実践地域
真庭市(岡山県真庭市)

2013年3月7日

真庭市実践地域概要

実施主体:真庭市 真庭の森プロジェクトチーム、対象里山林:市内民有林58,115ha

 真庭市は十数年前から木質バイオマスの調査研究と事業化に取り組んでいるバイオマス活用の先進地です。しかし対象はスギ・ヒノキ林が中心で広葉樹林については手つかずの状態であり、放置林が増え鳥獣害の温床となり、生物多様性など公益的機能も低下しつつあります。そこで広葉樹林の整備と活用を推進するため、以下の取組を行っています。

(1)国内クレジット制度を活用した市民・企業協働による森づくり
 従来の木質バイオマス活用の取組を活かして未利用材を集積し市庁舎空調用の木質バイオマスボイラーに利用して国内クレジットを創出、その売却益を森づくりに還元する仕組みを構築しています。クレジット購入企業と「未来につなぐ真庭の森づくり協定」を締結することで、森づくり活動も協働で実施しています。協定を締結したのは株式会社トンボと真庭観光連盟。活動の主な対象地は真庭市北部、「津黒いきもののふれあいの里」に隣接する市有林です。平成23年度は、生物多様性保全に配慮した整備方針の検討、下刈りなどの初期整備、企業との協働活動を進めるための具体的な活動プログラムの検討を実施。平成24年度は「トンボの森プロジェクト」として実践に入りました。活動には企業の社員と家族、真庭観光連盟主催バイオマスツアーの参加市民が参加。第3回の間伐体験では、間伐した木材をバイオマス集積基地へ運び、地域通貨券をもらって直売所で買い物をするプログラムで、資源と経済の循環の流れを体験しました。また継続的な活動推進のため、活動に関わる企業・市民・行政で「真庭・トンボの里づくり協議会」を設立し、活動資金源となるクレジット売却益等の受け皿として「トンボの森基金」を設立しました。
 今後は、①トンボの里プロジェクトの充実(資金の確保、参加者の拡大、活動内容の充実)、②新たな活動として森と暮らしの関わりを再生する取組(薪ストーブユーザーによる薪づくり事業、森のようちえん等)③:資金の確保(木質燃料利用の促進とクレジット売却益の増加、参加協賛企業等の増加)をすすめ、森を活かした交流と活性化、資源と経済の循環を推進していきます。

(2)里山林林床の薬草等を活用した産品開発
 真庭市は中国山地南麓に位置し、なだらかな山地・丘陵に恵まれています。
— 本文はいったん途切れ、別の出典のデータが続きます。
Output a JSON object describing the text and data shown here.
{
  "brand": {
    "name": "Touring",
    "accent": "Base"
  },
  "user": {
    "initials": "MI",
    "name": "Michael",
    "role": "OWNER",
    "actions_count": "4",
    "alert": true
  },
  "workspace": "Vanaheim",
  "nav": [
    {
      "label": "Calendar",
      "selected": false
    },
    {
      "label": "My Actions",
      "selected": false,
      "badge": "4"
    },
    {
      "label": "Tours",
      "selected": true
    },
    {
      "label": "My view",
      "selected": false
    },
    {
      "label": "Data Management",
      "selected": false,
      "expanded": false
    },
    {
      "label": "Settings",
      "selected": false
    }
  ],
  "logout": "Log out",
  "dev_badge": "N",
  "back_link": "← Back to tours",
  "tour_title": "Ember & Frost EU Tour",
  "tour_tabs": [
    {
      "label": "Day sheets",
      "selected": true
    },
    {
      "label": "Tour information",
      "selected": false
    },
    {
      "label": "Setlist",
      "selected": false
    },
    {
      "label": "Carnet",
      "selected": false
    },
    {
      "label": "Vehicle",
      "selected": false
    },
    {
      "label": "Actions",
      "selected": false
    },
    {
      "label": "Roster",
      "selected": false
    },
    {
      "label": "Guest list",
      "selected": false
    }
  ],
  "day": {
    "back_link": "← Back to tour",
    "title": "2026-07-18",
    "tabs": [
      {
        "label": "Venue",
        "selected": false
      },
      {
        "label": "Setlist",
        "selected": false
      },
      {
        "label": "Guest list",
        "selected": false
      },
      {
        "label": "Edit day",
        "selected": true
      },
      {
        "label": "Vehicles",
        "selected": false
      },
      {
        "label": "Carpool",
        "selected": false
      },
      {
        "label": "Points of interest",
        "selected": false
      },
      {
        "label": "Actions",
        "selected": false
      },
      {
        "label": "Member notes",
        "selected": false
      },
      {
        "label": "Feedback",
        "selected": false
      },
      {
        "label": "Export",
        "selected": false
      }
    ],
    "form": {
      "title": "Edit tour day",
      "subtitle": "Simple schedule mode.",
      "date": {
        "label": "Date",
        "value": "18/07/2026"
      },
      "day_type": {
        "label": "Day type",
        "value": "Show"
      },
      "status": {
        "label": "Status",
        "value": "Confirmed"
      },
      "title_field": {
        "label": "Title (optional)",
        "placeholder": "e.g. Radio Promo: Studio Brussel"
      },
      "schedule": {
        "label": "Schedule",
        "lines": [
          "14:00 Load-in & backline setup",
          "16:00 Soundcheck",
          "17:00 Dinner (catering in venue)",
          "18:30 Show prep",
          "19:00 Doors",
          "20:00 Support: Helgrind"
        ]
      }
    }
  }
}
森林の4割が広葉樹林ですが、利用低下に伴い放置里山林が増加、藪化して鳥獣害の温床となっています。一方、市内9箇所の直売所の年間売上げは5億円にのぼり直売所間の流通体制も整えているものの、冬期間に品薄になることや真庭らしい産品が不足している等の課題がありました。そこで、里山林床に見られる野草・薬草・山菜等を掘り起こし採集・加工し直売所等で販売する取組を促進することで、里山林の整備、直売所の活性化、農林家の副収入などにつなげようと、「里山宝探しゼミナール」を開始しました。富原地区の富原婦人林業研究クラブを先行モデルとし、崇城大学薬学部の村上光太郎教授を講師に、平成23年度から平成24年度にかけて5回の講座と商品開発「クズは宝だ!プロジェクト」を実施しました。
 全5回の里山宝探しゼミナールでは、①講義を通して薬草の魅力を知る②料理研究(加工方法を知り、食べることの関心を高める(アザミ、タラノキ、スベリヒユを使ったレシピ開発))③地元の里山で宝探し(身近な植物の中に食べて健康になる植物を発掘、周辺の里山で30種類の利用できる植物を確認し今後の展開方法などを協議)を行い、この成果を活かして商品開発に取組みました。商品開発ワークショップでの議論を通じ、「山の資源を活かしながら山を守りたい」との思いのもと、葛の新芽、桑、ヒノキ、あすなろ、クマザサを使った『くず新芽ブレンド茶』の開発がスタート。各素材を集め、刻み、乾燥し、炒り、幾通りものブレンドを試飲して商品を作り上げました。また商品開発コンセプトの整理、イメージキャラクターとパッケージ案の考案を行い、平成24年度秋に試行販売し完売しました。
 今後は、このお茶を増産し作業量や面積などの検証を行って、継続できる体制づくりを検討します。また新たな商品開発にも取り組みます。真庭市では、富原婦人林業研究クラブの自立を推進しつつ、関心のある地域に取組を広げていく予定です。

 以上の取組を通じ、森を活かした交流と活性化、資源と経済が循環する仕組みをつくり、地域資源を活かした持続可能な循環型地域社会の形成を推進していく予定です。